We adopt a broader perspective and build on a multi-dimensional analysis of a variety of native and learner corpora to further investigate the impact of genre on EFL learner writing. We make use of Biber’s (1988) linguistic features and dimensions to compare and contrast the same ICLE and VESPA sub-corpora as used in Paquot et al. (2013) as well as two corpora of student native writing (comparable subsets of the Louvain Corpus of Native English Essays (LOCNESS), the British Academic Written English (BAWE) corpus) and a 1 million word corpus of published research articles in linguistics.

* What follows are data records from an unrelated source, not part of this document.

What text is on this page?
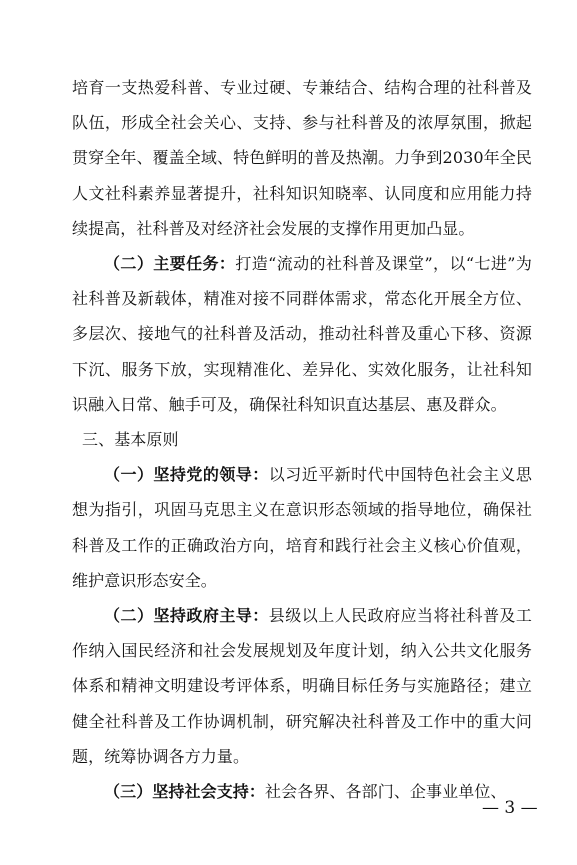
培育一支热爱科普、专业过硬、专兼结合、结构合理的社科普及队伍，形成全社会关心、支持、参与社科普及的浓厚氛围，掀起贯穿全年、覆盖全域、特色鲜明的普及热潮。力争到2030年全民人文社科素养显著提升，社科知识知晓率、认同度和应用能力持续提高，社科普及对经济社会发展的支撑作用更加凸显。

（二）主要任务：打造“流动的社科普及课堂”，以“七进”为社科普及新载体，精准对接不同群体需求，常态化开展全方位、多层次、接地气的社科普及活动，推动社科普及重心下移、资源下沉、服务下放，实现精准化、差异化、实效化服务，让社科知识融入日常、触手可及，确保社科知识直达基层、惠及群众。

三、基本原则

（一）坚持党的领导：以习近平新时代中国特色社会主义思想为指引，巩固马克思主义在意识形态领域的指导地位，确保社科普及工作的正确政治方向，培育和践行社会主义核心价值观，维护意识形态安全。

（二）坚持政府主导：县级以上人民政府应当将社科普及工作纳入国民经济和社会发展规划及年度计划，纳入公共文化服务体系和精神文明建设考评体系，明确目标任务与实施路径；建立健全社科普及工作协调机制，研究解决社科普及工作中的重大问题，统筹协调各方力量。

（三）坚持社会支持：社会各界、各部门、企事业单位、

— 3 —
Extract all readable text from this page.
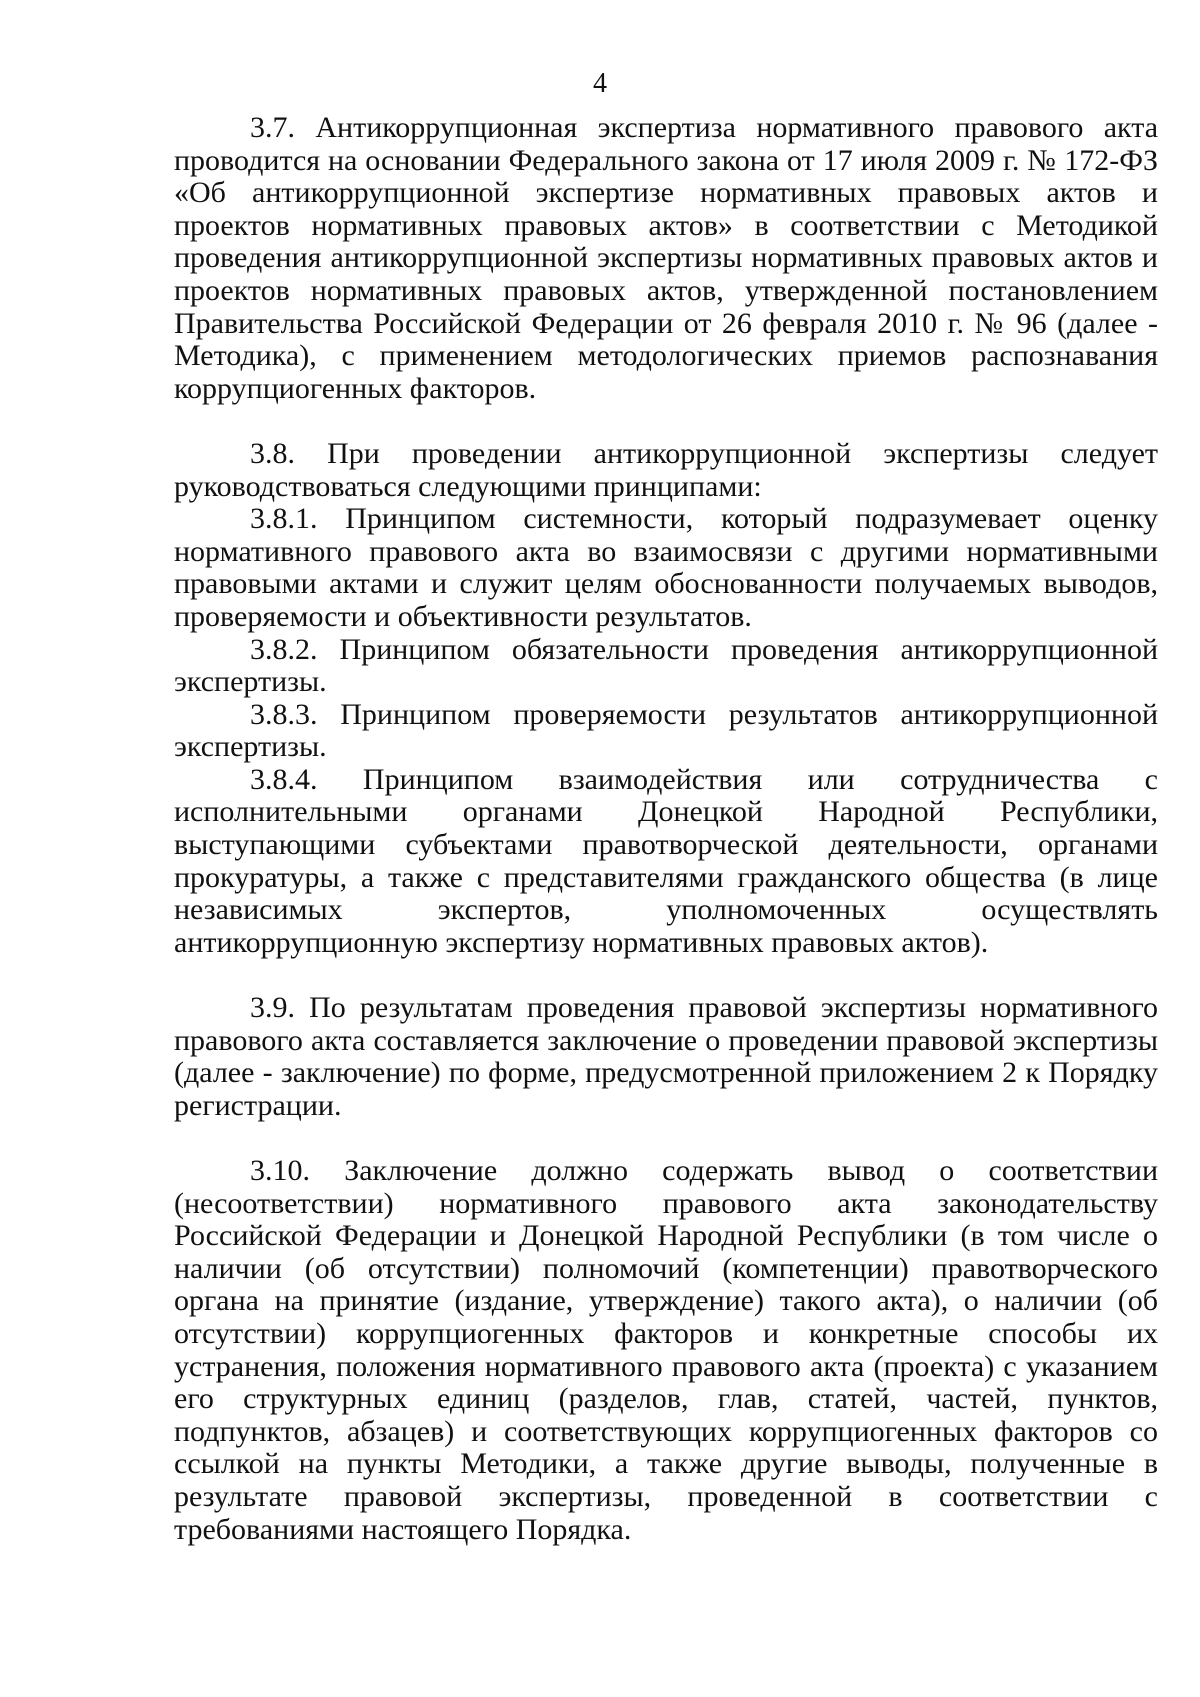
4

3.7. Антикоррупционная экспертиза нормативного правового акта проводится на основании Федерального закона от 17 июля 2009 г. № 172-ФЗ «Об антикоррупционной экспертизе нормативных правовых актов и проектов нормативных правовых актов» в соответствии с Методикой проведения антикоррупционной экспертизы нормативных правовых актов и проектов нормативных правовых актов, утвержденной постановлением Правительства Российской Федерации от 26 февраля 2010 г. № 96 (далее - Методика), с применением методологических приемов распознавания коррупциогенных факторов.

3.8. При проведении антикоррупционной экспертизы следует руководствоваться следующими принципами:

3.8.1. Принципом системности, который подразумевает оценку нормативного правового акта во взаимосвязи с другими нормативными правовыми актами и служит целям обоснованности получаемых выводов, проверяемости и объективности результатов.

3.8.2. Принципом обязательности проведения антикоррупционной экспертизы.

3.8.3. Принципом проверяемости результатов антикоррупционной экспертизы.

3.8.4. Принципом взаимодействия или сотрудничества с исполнительными органами Донецкой Народной Республики, выступающими субъектами правотворческой деятельности, органами прокуратуры, а также с представителями гражданского общества (в лице независимых экспертов, уполномоченных осуществлять антикоррупционную экспертизу нормативных правовых актов).

3.9. По результатам проведения правовой экспертизы нормативного правового акта составляется заключение о проведении правовой экспертизы (далее - заключение) по форме, предусмотренной приложением 2 к Порядку регистрации.

3.10. Заключение должно содержать вывод о соответствии (несоответствии) нормативного правового акта законодательству Российской Федерации и Донецкой Народной Республики (в том числе о наличии (об отсутствии) полномочий (компетенции) правотворческого органа на принятие (издание, утверждение) такого акта), о наличии (об отсутствии) коррупциогенных факторов и конкретные способы их устранения, положения нормативного правового акта (проекта) с указанием его структурных единиц (разделов, глав, статей, частей, пунктов, подпунктов, абзацев) и соответствующих коррупциогенных факторов со ссылкой на пункты Методики, а также другие выводы, полученные в результате правовой экспертизы, проведенной в соответствии с требованиями настоящего Порядка.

Preliminary results suggest that French and Norwegian learners’ argumentative and discipline-specific texts are characterized by higher degrees of involvement (Dimension 1) and persuasiveness (Dimension 4) when set against comparable native speakers’ writing in terms of genre and discipline. They also point to strong L1-based differences (e.g. Norwegian learners’ argumentative and discipline-specific texts are much more involved than French learners’ texts). However, the various corpora used also cluster by genre, irrespective of L1 background, thus suggesting that learners adapt to genre requirements to some extent (cf. Paquot et al., 2013).

The theoretical and pedagogical implications of this study will be discussed. We will also consider its implications in terms of corpus comparability and selection of a reference corpus in learner corpus research.